Pandangan mata Lu Mian beralih dari hamburger ke wajah Lu Xinnuan dengan tatapan sedikit bingung.
Kemudian Lu Xinnuan menjelaskan, "Aku ingat saat umur 16 tahun, kamu memberi Su Jue surat cinta…"
"Surat cinta?" Lu Mian menekan ujung roti hamburger dan langsung menghentikan gerakannya. Setelah berpikir sejenak, ia mengangkat bahu dan berkata, "Itu surat undangan dari Tuan Su. Aku tidak ingin pergi, jadi aku kembalikan padanya."
"Jadi begitu…" Lu Xinnuan mengerutkan senyum dan menundukkan kepalanya untuk memakan nasinya.
Fu Man yang berada di sebelah mereka malah tersulut kemarahan.
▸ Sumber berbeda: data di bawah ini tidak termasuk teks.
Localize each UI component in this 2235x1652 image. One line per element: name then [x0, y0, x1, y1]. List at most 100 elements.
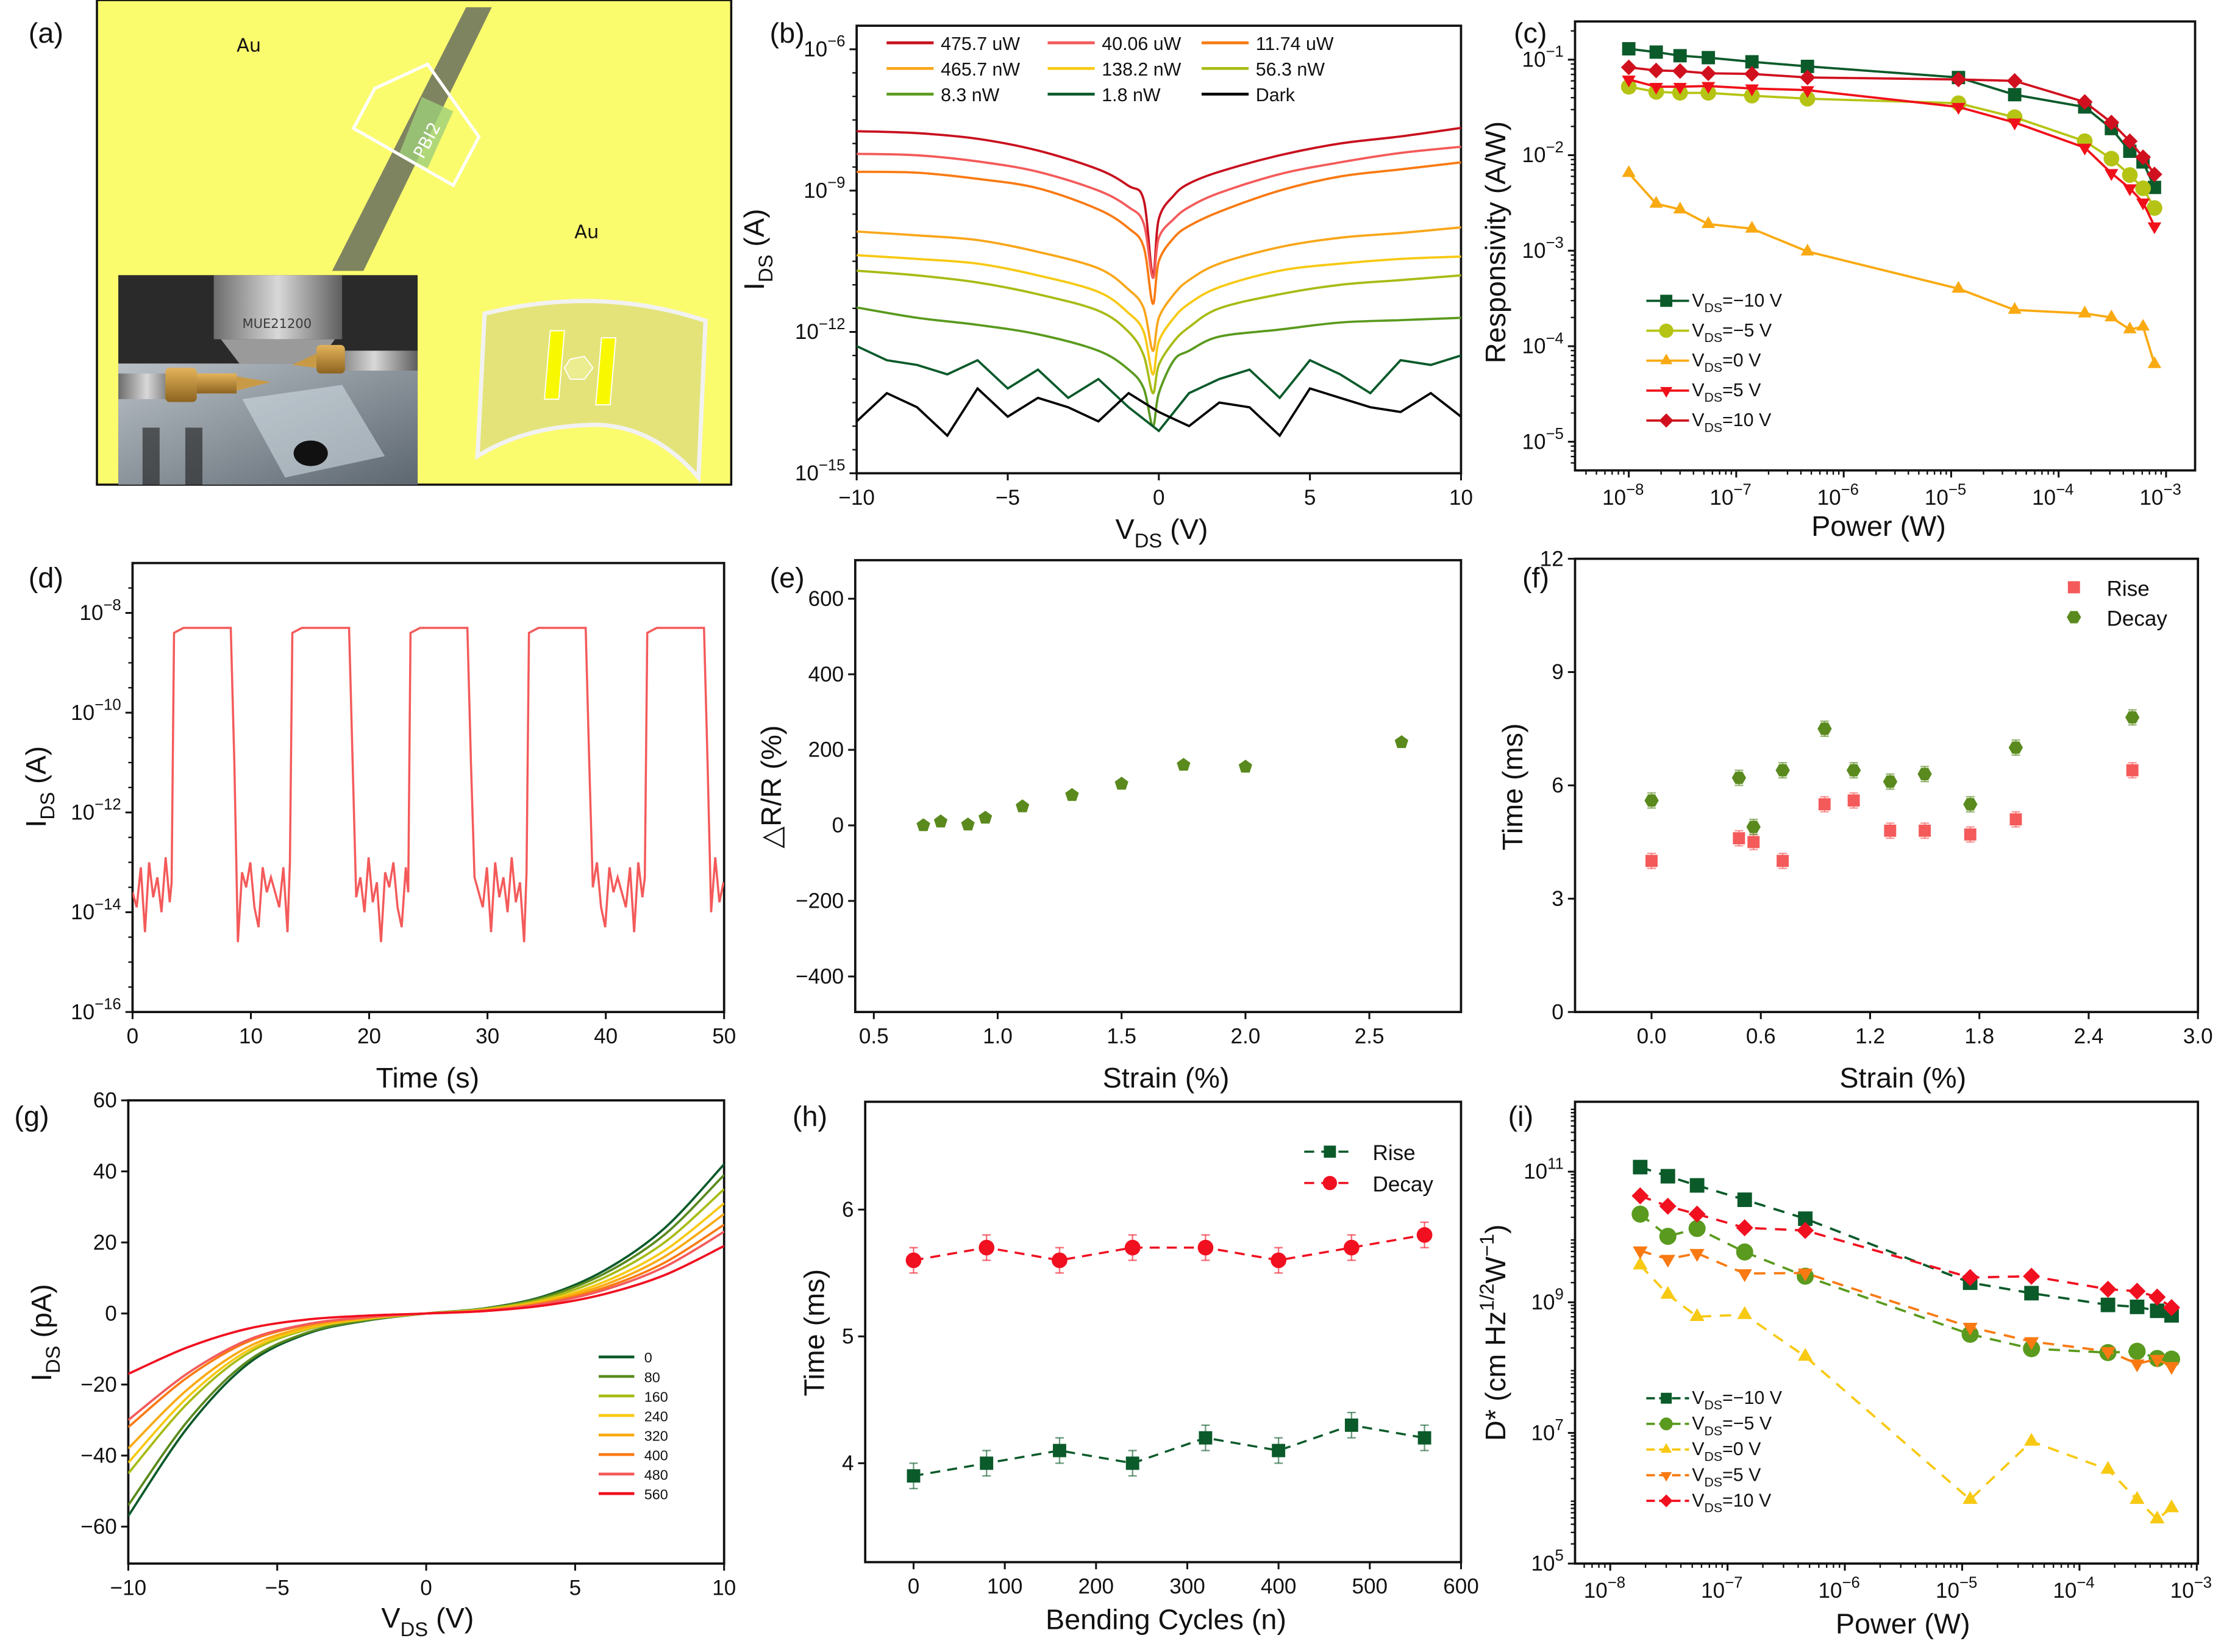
y-tick-label: 6	[1552, 774, 1564, 797]
series-line	[913, 1234, 1425, 1262]
data-point	[1777, 855, 1789, 867]
x-tick-label: 10−4	[2032, 481, 2073, 509]
data-point	[2164, 1362, 2180, 1375]
label-part: =5 V	[1722, 380, 1761, 401]
tick-base: 10	[71, 701, 94, 725]
legend: 0 80 160 240 320 400 480 560	[598, 1350, 668, 1502]
data-point	[2136, 319, 2150, 331]
label-part: Responsivity (A/W)	[1480, 121, 1511, 363]
y-tick-label: −20	[80, 1373, 116, 1397]
x-tick-label: 10−4	[2053, 1575, 2094, 1603]
label-part: V	[1692, 1387, 1705, 1408]
legend-label: VDS=10 V	[1692, 1490, 1772, 1515]
tick-base: 10	[1522, 48, 1545, 72]
y-tick-label: 10−2	[1522, 139, 1563, 167]
panel-letter: (b)	[770, 17, 805, 49]
data-point	[1633, 1159, 1648, 1175]
y-tick-label: 0	[832, 814, 844, 838]
data-point	[1736, 1243, 1753, 1261]
data-point	[2130, 1299, 2145, 1314]
tick-exponent: −12	[94, 796, 121, 813]
label-part: =−10 V	[1722, 290, 1783, 311]
series-line	[857, 127, 1461, 277]
label-part: DS	[41, 1346, 64, 1373]
tick-base: 10	[2139, 486, 2163, 510]
plot-frame	[127, 1099, 725, 1565]
flake-highlight	[399, 97, 454, 169]
x-tick-label: 40	[594, 1025, 618, 1049]
plot-area	[916, 735, 1408, 831]
legend-label: 320	[644, 1428, 668, 1444]
legend-label: 480	[644, 1467, 668, 1483]
tick-exponent: −5	[1959, 1575, 1977, 1592]
data-point	[2135, 149, 2151, 165]
tick-base: 10	[1522, 143, 1545, 167]
data-point	[1701, 82, 1716, 94]
data-point	[2128, 1342, 2146, 1360]
label-part: DS	[754, 255, 777, 282]
x-tick-label: 1.8	[1964, 1025, 1994, 1049]
y-tick-label: 5	[842, 1325, 854, 1348]
label-part: I	[738, 282, 770, 290]
y-axis-label: IDS (pA)	[26, 1284, 64, 1381]
y-axis-label: △R/R (%)	[755, 725, 787, 849]
y-axis-label: D* (cm Hz1/2W−1)	[1475, 1224, 1511, 1440]
x-tick-label: 20	[357, 1025, 381, 1049]
label-part: =−10 V	[1722, 1387, 1783, 1408]
data-point	[1731, 771, 1747, 785]
data-point	[1052, 1252, 1068, 1269]
y-tick-label: 0	[1552, 1000, 1564, 1024]
x-tick-label: 30	[476, 1025, 499, 1049]
plot-area	[128, 1163, 724, 1517]
data-point	[2147, 222, 2162, 235]
label-part: Power (W)	[1836, 1607, 1970, 1639]
label-part: =−5 V	[1722, 320, 1772, 341]
panel-letter: (i)	[1508, 1100, 1534, 1132]
data-point	[1919, 824, 1931, 837]
x-tick-label: −5	[265, 1576, 290, 1600]
data-point	[1622, 76, 1636, 88]
x-tick-label: 0.0	[1637, 1025, 1667, 1049]
data-point	[1660, 1286, 1675, 1299]
y-tick-label: 10−15	[795, 457, 846, 485]
data-point	[2123, 184, 2137, 196]
series-line	[857, 145, 1461, 279]
tick-base: 10	[2053, 1579, 2076, 1603]
data-point	[1797, 1348, 1813, 1361]
tick-base: 10	[1522, 430, 1545, 454]
tick-exponent: −6	[1842, 1575, 1860, 1592]
x-tick-label: 2.0	[1231, 1025, 1261, 1049]
data-point	[1016, 799, 1030, 813]
data-point	[1417, 1431, 1431, 1445]
data-point	[1633, 1246, 1648, 1259]
data-point	[1846, 764, 1861, 777]
tick-base: 10	[1522, 239, 1545, 263]
x-tick-label: 1.5	[1107, 1025, 1136, 1049]
x-tick-label: 0	[908, 1575, 920, 1598]
series-line	[1639, 1249, 2172, 1368]
plot-frame	[864, 1100, 1463, 1564]
legend-marker	[1660, 386, 1673, 398]
label-part: (pA)	[26, 1284, 57, 1345]
y-tick-label: 10−1	[1522, 43, 1563, 71]
panel-h: 0 100 200 300 400 500 600 4 5 6 Bending Cycles (n)…	[798, 1100, 1479, 1635]
label-part: △R/R (%)	[755, 725, 787, 849]
plot-area	[132, 627, 724, 942]
legend-marker	[2067, 611, 2081, 624]
plot-frame	[131, 561, 725, 1013]
tick-exponent: −4	[2056, 481, 2073, 498]
label-part: Time (ms)	[798, 1269, 830, 1397]
label-part: Time (ms)	[1497, 723, 1528, 850]
legend-label: VDS=0 V	[1692, 350, 1761, 375]
tick-base: 10	[1925, 486, 1948, 510]
legend-label: 475.7 uW	[941, 34, 1020, 54]
data-point	[1622, 165, 1636, 177]
x-tick-label: 5	[1304, 486, 1316, 510]
data-point	[2008, 88, 2022, 102]
x-tick-label: −5	[996, 486, 1020, 510]
panel-letter: (c)	[1514, 17, 1547, 49]
data-point	[1800, 243, 1814, 256]
data-point	[2008, 118, 2022, 130]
Nada suaranya menjadi tinggi.
"Lu Mian, apa tidak ada kejujuran sedikitpun saat kamu bicara! Bagaimana bisa Tuan Su memberimu undangan? Memangnya siapa kamu?! Seberapa terhormatnya kamu! Kenapa kamu masih saja tidak bermoral meski sudah pulang? Jika orang luar mendengar hal ini, mereka pasti akan menertawakanmu!"
Lu Mian selalu saja mengatakan kebohongan sejak masih kecil. Ia pernah berkata sudah menghafal buku teks dan tidak perlu mengikuti ujian. Ia bisa memasang kembali TV yang telah dilepas satu per satu. Ia bahkan membual bahwa ia pernah menyelamatkan orang. Sejak kecil hidupnya penuh dengan kebohongan!
Wajah Lu Mian terlihat tanpa ekspresi saat mendengar ucapan Ibunya, ia sudah mati rasa. Dari ia berusaha keras untuk membuktikan diri sampai sekarang sudah terbiasa mendengarkan omelan Ibunya.
Kemudian Lu Xinnuan meletakkan sumpitnya dan berkata, "Bu, jangan marah. Mungkin Kakak juga ingin pergi ke rumah keluarga Su…"
"Buat apa dia pergi ke sana? Dia bahkan tidak bisa bermain piano, tidak mengerti tentang musik, main catur, kaligrafi, dan tidak bisa melukis. Jika dia pergi, itu sama saja memalukan nama keluarga!" Ujar Fu Man dengan penuh kebencian. Ia tidak mampu menahan emosi lagi dan tidak nafsu makan, kemudian ia menambahkan dengan gusar, "Lu Mian, lain kali jangan bicara tentang omong kosong ini lagi!"